Backing non-ISIS jihadis in Syria is an option, but problematic

SYRIA

The options facing President Donald Trump in dealing with a deadly serious situation in Syria are terrifyingly dangerous. The options open to the American president include strategic air strikes, a possible ground invasion, additional aid for pro-West rebels or the backing of non-ISIS jihadis. It is to this last option I wish to clarify and expand upon.

Most non-Islamic State jihadist groups fighting in Syria have been keen from the outset of the civil war to show they have no intention of spreading jihad into the West.

The main Al-Qaeda-affiliated branch, Al-Nusra Front, even changed its name in a vain bid to avoid Western arms embargos.

It is true that when not fighting Syrian regime forces they are battling ISIS – while denouncing the later through their propaganda organs as Islamic miscreants.

Given this mutual loathing of ISIS and the Syrian regime, at first glance it is understandable that many Western politicians, as well as intelligence experts, have been eager to trumpet them as natural allies of the West.

However, for Mr Trump there will be two main problems when it comes to considering the wisdom of such advice. The first is that these groups are on the retreat on the battlefield, having been pounded by Russian airstrikes (in support of Assad) and repeatedly overrun by the better-trained, more heavily armed and fanatical ISIS fighters.
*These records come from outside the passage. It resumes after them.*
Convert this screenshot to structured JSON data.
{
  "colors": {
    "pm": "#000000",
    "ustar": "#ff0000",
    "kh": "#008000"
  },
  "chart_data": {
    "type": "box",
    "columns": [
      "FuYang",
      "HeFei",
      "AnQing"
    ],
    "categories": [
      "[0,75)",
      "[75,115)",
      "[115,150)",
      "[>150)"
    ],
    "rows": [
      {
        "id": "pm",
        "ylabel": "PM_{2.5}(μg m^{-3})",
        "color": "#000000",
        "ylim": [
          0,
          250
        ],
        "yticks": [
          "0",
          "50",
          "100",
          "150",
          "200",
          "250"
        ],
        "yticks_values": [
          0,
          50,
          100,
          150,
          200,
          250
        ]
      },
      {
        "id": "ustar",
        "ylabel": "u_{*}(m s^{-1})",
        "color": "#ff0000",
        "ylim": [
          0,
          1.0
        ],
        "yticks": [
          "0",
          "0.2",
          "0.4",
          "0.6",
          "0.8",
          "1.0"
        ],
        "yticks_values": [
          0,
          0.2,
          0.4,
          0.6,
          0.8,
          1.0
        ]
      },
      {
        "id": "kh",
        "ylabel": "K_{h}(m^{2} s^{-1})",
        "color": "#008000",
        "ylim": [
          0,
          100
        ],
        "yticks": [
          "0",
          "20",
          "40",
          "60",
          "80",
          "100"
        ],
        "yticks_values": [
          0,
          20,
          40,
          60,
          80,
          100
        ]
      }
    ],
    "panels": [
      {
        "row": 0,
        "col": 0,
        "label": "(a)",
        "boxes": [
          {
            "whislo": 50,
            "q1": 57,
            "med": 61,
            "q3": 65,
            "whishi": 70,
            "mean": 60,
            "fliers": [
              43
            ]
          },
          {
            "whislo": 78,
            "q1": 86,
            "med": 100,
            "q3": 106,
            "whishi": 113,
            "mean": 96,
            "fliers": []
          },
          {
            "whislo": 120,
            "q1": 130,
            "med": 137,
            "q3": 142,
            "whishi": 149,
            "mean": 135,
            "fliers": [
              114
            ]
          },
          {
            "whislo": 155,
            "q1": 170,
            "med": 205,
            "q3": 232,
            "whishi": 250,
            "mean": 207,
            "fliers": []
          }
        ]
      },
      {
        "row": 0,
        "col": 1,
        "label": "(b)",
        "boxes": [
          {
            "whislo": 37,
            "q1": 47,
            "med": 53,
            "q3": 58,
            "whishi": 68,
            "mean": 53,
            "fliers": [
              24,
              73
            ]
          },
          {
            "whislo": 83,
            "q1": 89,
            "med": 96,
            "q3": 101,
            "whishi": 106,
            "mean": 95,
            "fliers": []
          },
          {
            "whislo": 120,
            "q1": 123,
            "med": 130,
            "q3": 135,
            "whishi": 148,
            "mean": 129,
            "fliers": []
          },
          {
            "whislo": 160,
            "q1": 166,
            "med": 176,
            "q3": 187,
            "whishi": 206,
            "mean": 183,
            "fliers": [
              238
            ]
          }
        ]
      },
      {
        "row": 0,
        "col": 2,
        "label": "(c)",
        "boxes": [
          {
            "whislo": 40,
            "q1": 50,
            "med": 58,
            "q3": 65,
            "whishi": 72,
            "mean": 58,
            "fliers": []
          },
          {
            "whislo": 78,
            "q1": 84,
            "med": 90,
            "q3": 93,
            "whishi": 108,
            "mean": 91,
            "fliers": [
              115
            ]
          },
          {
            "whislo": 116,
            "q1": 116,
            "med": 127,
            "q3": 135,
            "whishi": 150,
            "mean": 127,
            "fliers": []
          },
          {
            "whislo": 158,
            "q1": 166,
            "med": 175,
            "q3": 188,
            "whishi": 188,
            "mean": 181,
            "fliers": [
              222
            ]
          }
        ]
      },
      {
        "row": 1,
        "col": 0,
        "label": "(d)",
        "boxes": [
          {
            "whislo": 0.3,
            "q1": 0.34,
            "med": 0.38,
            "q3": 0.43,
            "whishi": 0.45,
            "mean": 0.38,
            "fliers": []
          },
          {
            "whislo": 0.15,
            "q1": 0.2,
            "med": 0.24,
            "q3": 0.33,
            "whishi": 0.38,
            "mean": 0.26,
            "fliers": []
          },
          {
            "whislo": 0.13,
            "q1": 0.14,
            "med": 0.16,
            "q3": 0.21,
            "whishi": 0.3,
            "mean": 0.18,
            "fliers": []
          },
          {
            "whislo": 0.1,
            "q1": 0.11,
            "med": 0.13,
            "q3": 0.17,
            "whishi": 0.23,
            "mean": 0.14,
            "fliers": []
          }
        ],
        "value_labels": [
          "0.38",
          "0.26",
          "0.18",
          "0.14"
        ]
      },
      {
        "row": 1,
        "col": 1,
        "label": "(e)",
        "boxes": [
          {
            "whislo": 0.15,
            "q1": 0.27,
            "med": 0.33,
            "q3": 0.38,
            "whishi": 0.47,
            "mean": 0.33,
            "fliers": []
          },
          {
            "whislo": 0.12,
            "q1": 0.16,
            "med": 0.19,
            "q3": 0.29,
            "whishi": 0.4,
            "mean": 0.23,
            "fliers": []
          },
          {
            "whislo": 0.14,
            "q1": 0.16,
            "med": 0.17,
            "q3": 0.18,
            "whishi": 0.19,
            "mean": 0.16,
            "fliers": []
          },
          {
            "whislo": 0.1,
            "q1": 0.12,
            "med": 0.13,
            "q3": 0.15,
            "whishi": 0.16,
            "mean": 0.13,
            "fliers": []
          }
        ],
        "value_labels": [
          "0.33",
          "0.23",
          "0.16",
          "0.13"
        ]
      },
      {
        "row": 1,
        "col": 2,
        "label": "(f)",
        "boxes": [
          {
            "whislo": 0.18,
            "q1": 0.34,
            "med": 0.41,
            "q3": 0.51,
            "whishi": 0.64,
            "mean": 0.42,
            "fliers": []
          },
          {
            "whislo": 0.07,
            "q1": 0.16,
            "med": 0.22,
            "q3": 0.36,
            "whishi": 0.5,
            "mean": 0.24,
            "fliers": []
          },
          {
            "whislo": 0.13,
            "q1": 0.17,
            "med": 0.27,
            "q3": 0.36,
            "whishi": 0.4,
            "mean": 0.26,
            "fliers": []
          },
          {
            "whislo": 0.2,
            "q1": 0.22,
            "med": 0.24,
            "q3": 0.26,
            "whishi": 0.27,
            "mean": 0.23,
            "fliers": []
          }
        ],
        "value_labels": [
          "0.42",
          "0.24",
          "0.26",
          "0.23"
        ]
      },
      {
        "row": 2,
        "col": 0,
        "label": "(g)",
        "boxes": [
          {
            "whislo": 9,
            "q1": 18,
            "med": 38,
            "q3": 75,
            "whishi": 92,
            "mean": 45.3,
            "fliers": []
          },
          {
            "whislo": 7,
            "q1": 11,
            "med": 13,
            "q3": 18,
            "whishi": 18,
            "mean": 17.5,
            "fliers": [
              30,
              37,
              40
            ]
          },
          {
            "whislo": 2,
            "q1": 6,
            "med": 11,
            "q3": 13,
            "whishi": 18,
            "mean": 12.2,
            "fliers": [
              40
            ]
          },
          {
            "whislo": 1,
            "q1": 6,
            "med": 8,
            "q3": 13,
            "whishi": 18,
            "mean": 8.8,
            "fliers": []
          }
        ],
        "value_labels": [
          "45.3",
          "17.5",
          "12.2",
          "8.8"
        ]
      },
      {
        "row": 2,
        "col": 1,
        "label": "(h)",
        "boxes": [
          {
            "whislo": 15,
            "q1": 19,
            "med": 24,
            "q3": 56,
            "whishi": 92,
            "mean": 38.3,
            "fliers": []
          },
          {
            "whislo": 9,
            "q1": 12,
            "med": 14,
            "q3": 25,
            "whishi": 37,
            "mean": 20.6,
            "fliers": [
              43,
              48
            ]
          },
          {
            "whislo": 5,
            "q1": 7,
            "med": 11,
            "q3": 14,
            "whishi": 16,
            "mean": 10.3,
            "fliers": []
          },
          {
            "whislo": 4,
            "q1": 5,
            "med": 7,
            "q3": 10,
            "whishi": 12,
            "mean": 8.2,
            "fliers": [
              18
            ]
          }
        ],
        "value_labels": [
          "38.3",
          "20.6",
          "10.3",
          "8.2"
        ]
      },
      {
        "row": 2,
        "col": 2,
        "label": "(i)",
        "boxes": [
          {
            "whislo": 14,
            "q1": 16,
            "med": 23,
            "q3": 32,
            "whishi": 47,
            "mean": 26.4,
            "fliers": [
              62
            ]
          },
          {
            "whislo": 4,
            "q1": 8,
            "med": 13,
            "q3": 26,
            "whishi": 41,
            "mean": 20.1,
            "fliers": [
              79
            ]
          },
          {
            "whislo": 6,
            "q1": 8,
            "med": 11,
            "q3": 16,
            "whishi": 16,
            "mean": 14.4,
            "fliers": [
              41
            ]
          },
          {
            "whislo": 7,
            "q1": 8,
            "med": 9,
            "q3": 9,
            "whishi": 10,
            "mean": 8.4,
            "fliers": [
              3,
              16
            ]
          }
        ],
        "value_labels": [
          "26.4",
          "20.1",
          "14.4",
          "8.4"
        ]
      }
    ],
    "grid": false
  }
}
Then there are the lessons of the not-so-distant past: while such radical Islamist groups often swear, hand on heart, that they have no beef with the West, history suggests such declarations should be taken with a huge pinch of salt.

The most obvious example is the Mujahideen – or ‘freedom fighters’ – who, like the Islamist terrorists in Syria today, were funded and trained by the CIA in the Eighties to expel the Soviets from Afghanistan. They achieved that – and then quickly morphed into the Taliban.